Rolann se sentait vidé. Sa vitalité lui échappait. Pourtant une voix au fin fond de son âme lui intimait de ne pas abandonner : « Je ne dois pas flancher... » Son ennemi toujours enfermé. Et puis il perçut un cri peu agréable mais étouffé. L'on vociférait il ne savait quelle clameur. Et alors qu'il se forçait à frapper le quartz pour la énième et laborieuse fois, il vit la matière blanchâtre se craqueler. Inquiet il recula. A mesure que les bouts tombaient se découvrait le visage torturé de Sôra. « Je dois vivre, tue, tue, tue... » Quand ce dernier se rendit compte que Rolann existait toujours il l'attaqua sans prévenir. Désormais ses yeux souffreteux lui sortaient des orbites, soulignant redoutablement ses épais cernes. « Meurs !! » Rolann évita les premières salves. Cependant les suivantes s'avéraient beaucoup plus violentes et rapides que les précédentes. Il fut littéralement balayé. Quelle force... Il ne parvenait plus à se lever, meurtri et douloureusement amoindri. S'il ne trouvait un moyen de vaincre il disparaîtrait, purement et simplement. Mais ses forces l'avaient abandonné. Et en face son adversaire ne semblait plus ressentir quelque fatigue que ce soit. « Monstre... » Il sentait l'envie du laisser-aller, de la défaite, se dessiner en lui. Menez Draguan, devenir Juge, Erik, Shun... « Shun ! » Il ne devait, il ne pouvait rester là sans savoir s'il était vivant ou non.
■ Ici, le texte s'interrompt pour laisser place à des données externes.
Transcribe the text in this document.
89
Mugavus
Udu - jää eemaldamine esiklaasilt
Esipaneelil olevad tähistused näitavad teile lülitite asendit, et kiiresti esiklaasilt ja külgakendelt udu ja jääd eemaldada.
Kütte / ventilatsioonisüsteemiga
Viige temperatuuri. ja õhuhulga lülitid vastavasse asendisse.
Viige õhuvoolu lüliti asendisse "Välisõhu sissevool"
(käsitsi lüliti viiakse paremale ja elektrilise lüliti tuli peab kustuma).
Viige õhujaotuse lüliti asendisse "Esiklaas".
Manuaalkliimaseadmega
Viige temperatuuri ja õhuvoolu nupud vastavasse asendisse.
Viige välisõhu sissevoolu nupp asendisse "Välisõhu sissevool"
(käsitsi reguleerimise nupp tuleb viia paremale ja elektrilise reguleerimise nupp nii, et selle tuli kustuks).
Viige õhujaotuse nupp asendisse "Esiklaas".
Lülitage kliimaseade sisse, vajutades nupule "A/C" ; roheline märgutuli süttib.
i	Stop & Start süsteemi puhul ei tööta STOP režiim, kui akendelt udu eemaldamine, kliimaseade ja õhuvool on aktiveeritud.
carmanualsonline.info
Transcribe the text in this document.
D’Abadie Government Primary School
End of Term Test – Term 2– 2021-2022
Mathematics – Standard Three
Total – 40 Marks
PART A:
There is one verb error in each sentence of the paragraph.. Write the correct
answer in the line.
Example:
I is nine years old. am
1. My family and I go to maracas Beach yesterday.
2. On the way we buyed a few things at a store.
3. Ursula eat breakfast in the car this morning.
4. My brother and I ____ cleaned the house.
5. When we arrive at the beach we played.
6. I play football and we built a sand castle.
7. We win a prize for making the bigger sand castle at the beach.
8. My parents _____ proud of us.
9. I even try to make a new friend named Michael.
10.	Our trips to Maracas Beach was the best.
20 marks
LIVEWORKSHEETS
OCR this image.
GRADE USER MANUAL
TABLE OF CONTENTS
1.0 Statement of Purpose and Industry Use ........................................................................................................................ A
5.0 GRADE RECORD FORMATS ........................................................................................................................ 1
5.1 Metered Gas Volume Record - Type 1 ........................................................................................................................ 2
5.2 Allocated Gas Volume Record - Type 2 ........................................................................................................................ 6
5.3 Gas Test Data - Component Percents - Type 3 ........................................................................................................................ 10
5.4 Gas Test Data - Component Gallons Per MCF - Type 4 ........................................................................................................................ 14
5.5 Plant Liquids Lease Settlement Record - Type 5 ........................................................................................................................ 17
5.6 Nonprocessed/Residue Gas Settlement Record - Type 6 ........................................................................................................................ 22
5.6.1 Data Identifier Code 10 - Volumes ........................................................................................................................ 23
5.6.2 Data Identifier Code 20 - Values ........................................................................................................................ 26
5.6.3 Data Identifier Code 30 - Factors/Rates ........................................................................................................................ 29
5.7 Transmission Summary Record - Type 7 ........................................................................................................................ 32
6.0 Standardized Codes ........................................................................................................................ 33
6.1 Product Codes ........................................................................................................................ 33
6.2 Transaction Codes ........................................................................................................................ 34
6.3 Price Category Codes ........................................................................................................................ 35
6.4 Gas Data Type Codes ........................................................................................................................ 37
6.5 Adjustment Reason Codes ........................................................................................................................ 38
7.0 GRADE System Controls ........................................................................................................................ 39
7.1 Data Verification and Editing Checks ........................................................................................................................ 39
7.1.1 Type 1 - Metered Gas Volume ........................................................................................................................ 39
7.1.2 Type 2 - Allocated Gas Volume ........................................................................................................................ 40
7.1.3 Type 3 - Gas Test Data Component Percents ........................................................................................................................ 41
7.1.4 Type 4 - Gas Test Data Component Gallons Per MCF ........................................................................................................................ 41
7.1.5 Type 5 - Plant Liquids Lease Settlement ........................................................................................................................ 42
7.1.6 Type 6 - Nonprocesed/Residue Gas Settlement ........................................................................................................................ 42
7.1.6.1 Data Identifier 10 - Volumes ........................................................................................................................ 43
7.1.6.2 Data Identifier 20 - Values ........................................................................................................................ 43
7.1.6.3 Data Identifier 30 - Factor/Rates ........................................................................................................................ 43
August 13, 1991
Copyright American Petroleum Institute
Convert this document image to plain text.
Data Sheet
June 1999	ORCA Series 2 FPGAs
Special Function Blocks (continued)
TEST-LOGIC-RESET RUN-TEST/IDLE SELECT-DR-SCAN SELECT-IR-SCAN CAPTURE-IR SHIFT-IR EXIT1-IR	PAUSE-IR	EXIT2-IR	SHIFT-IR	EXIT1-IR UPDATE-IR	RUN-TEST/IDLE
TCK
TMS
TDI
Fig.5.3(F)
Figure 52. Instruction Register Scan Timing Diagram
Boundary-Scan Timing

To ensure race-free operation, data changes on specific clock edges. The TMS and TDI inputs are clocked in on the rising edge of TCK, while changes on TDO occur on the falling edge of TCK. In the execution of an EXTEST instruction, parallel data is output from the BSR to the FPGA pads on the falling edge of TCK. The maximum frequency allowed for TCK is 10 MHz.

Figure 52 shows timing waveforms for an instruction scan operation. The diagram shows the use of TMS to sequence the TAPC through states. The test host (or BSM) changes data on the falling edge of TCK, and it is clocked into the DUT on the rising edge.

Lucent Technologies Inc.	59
Il ne pouvait tout simplement pas l'accepter : « Hors de question... » Il se remémora leurs disputes, les jours heureux de leur amitié, l'époque où leurs deux familles partageaient des moments agréables et chaleureux. L'époque durant laquelle son frère aîné Letton, son père, sa mère vivaient encore. Et malgré la douleur, la détresse, la tristesse, il se surprit à sourire. Leur combat avant de se voir emportés par la lame de fond sur la plage de Kotobi. Shun... 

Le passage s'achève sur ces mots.